A jovem na nova tela 

Era pura televisão, mobilizada pela convulsão dos inconformados

Que caminhavam pelas ruas, transtornados

Contudo, a pixelada tela 

E a sua jovem bela 

Não eram como um retrato de Pissarro 

Eram, ao contrário, um contato com um pouco mais de tensão 

Já que a imagem fílmica tem essa propensão 

O canal 4 passava A Guerra dos Ópios

Um clássico da filmografia chilena sobre a morte de centenas de milhares no período da castração

Adaptado de um best-seller de literária ficção

Que por sua vez, tinha sido baseado em um poema contra a feminina opressão 

De uma autora anônima que há muito já havia morrido de inanição 

Mas, no entanto, sua verve continuava ferindo e gerando comoção 

Em toda uma nova geração 

.

E de lá, das suas curvilíneas entrelinhas

Contava a história daquela chinesa clandestina 

Quando ainda era jovem menina 

Que, num rompante, fecha a janela e a cortina

Pega a seu casaco abrigo 

Corre para o seu quarto na surdina 

Passando um batom lilás 

Enfia uns sapatos rotos, cheirando ananás 

E veste a sua máscara de gás

Enquanto o olhar do leitor, nervoso, vai atrás 

Mas ela não espera, sai batendo a porta 

Deixando tudo pra trás, na matina 

Meu olhar tem que ser rápido demais pra acompanhar aquela

Que alucina 

Na sua descida das escadarias em espiras 

Numa velocidade estonteante 

Em vertiginosas marginais

Conflitantes e ilegais 

Chego a ficar tonta com aquela imagem 

Circular, que se aglomera em cascatas virtuais  

Girando, girando, agora zonza na TV 

Pois é, chinesa, vós reclamais 

Mas quem te viu, quem te vê 

Foi publicada em livro

Agora tu, aparecendo na TV

Como a famosa revolucionária do ABC

Naquele sagrado obsoleto aparelho de estado 

Todo a sua mercê 

.

Mas eis que aquela chinesa clandestina 

Conseguiu sair do prédio

Para alívio da minha retina 

Ela, então, dobra a esquina

Pra aderir a manifestação 

Aquela inocente menina

Precisava de uma dose dupla de cafeína

Pra agir como feroz leonina 

E assim se colar na turbina

Feito uma canção de Marina 

Entoando a sua atroz sina 

Era só mais uma voz de rotina

.

E, atrás dela, centenas seguem em convulsão 

Na verdade, não sabem bem pra onde vão

Sentem tanta dor, mas não sabem a razão

Acham que assim vão aliviar o torpor do seu coração

Pensam que agredindo, violentando, vingando-se

Estarão saciados dos ódios que carregam que nem seus são

E nessa pulsão ancestral, o leitor, atento,  vira a página

Seguindo a chinesa pelas ruas, em comiseração 

Também desatento, desacreditado

Puramente enganado

Até que a chinesa se depara com uma fotografia no chão 

Em tons desbotados 

Revela um olhar desangrado, rasgado, negrado 

Pisado por muitos anos

Não havia muito sobrado 

Ou quase nada

Daquele papel couchê com marcas 

Das centenas e violentas pisadas 

Das macelentas vísceras violentadas

.

Era mais um retrato do abandono de si mesma

.

O que sobra, no entanto,  daquela foto

Naquele fato

Deixa entrever 

Um olhar desmoronado 

Que ali se deixou fotografado - 

Ele que chora sobre a mesa ao escrever uma carta que diz:

Ao amor da minha vida,

Aqui me despeço, me despedaço  

Não vou mais voltar 

Não consigo mais prosseguir!

Vou sair da linha de frente 

Vou abandonar a marcha pra sempre

Não acredito mais em nada, não confio mais em mim!

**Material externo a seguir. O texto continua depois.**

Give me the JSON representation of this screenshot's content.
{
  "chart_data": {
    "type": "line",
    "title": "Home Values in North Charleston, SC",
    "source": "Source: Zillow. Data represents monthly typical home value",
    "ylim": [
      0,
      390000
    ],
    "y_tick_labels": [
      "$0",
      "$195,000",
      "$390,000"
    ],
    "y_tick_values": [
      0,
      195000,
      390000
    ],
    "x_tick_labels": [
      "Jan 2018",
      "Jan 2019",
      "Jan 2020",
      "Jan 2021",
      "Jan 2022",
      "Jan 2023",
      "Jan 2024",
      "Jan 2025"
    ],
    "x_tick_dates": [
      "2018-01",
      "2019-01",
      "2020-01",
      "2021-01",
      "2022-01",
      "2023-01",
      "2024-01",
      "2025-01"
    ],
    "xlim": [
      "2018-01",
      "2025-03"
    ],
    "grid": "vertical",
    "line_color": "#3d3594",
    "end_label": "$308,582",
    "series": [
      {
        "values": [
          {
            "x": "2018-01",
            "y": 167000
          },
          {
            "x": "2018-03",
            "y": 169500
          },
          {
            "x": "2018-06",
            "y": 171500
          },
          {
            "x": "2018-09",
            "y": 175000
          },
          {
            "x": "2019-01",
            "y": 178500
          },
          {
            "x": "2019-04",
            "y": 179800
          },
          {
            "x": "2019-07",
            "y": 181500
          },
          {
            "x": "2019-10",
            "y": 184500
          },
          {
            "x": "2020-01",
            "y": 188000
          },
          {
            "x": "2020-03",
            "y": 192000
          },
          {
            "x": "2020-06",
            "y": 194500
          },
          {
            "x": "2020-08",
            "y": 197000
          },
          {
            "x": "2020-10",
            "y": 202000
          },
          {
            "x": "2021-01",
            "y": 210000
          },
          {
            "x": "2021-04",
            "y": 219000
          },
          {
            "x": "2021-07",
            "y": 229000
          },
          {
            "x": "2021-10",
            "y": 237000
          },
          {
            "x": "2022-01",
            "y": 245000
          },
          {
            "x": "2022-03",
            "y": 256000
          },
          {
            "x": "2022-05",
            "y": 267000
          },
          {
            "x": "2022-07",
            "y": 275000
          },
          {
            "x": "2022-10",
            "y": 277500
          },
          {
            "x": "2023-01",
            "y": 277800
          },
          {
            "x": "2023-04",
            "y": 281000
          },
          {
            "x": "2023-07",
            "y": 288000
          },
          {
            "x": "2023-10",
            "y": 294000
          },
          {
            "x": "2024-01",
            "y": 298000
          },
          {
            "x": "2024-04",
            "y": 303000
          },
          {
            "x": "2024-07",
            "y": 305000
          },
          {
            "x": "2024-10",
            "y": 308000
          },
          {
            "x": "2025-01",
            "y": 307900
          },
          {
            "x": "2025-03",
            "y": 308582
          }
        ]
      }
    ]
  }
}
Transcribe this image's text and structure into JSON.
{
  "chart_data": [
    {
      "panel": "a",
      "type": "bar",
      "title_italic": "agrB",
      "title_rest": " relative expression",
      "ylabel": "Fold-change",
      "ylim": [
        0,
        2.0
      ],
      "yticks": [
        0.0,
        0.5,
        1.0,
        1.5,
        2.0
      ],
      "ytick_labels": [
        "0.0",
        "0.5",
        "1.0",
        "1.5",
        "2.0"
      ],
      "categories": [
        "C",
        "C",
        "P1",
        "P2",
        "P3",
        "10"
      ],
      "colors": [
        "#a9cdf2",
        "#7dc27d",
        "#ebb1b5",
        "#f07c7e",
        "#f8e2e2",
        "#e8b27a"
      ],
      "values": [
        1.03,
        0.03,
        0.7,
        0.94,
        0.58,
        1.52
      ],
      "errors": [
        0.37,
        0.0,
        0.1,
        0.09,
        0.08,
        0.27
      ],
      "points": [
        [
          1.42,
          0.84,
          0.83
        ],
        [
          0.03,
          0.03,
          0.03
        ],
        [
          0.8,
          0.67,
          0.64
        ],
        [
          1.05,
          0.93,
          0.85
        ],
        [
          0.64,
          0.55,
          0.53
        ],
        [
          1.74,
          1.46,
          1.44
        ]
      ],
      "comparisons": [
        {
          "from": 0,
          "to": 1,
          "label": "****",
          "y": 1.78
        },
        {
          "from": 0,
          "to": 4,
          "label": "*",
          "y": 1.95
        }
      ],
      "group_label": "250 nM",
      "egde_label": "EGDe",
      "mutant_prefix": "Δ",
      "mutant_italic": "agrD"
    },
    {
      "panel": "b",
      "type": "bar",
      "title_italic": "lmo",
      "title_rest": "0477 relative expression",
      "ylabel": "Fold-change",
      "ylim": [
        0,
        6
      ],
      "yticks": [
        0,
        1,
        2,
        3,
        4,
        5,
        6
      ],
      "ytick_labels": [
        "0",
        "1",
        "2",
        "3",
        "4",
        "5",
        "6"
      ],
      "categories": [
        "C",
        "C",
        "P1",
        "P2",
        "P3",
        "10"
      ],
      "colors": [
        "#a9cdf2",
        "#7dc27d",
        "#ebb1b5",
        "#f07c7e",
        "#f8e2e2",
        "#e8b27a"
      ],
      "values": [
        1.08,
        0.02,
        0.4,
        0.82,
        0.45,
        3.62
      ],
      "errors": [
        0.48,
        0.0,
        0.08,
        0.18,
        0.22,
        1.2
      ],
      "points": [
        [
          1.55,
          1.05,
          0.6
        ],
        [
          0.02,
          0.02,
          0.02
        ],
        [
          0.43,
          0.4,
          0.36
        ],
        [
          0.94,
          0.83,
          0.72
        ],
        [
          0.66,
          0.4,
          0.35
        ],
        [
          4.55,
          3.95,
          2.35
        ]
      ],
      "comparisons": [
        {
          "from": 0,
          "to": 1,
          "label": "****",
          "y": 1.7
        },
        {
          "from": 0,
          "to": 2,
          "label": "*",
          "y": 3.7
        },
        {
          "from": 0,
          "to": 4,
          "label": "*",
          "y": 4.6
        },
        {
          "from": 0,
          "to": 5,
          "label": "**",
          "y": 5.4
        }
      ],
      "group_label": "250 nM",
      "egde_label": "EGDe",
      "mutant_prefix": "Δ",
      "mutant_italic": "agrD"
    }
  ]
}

Mas aqueles são apenas sete versos imprecisos 

Cabalísticos, incisivos, encontrados naquele fotograma do amor 

Enquadrados pela luz que se inclina diagonal, forçando a janela lateral 

Dando certo tom artificial àquela fotografia  

Atemporal e imoral

Que não nos deixa entrever mais do que o essencial, o banal 

O que se passa naquele aflito coração de animal

Que um dia já fora canibal

.

A caneta do amado rola pelo chão 

E a vida se esvai por um grão 

E ele dobra a carta com meticulosa precisão 

Prendendo-a sobre um retrato de mulher

Pintado, pendurado na parede de pura ilusão

E sai. Para sempre. Vai embora. Não volta mais.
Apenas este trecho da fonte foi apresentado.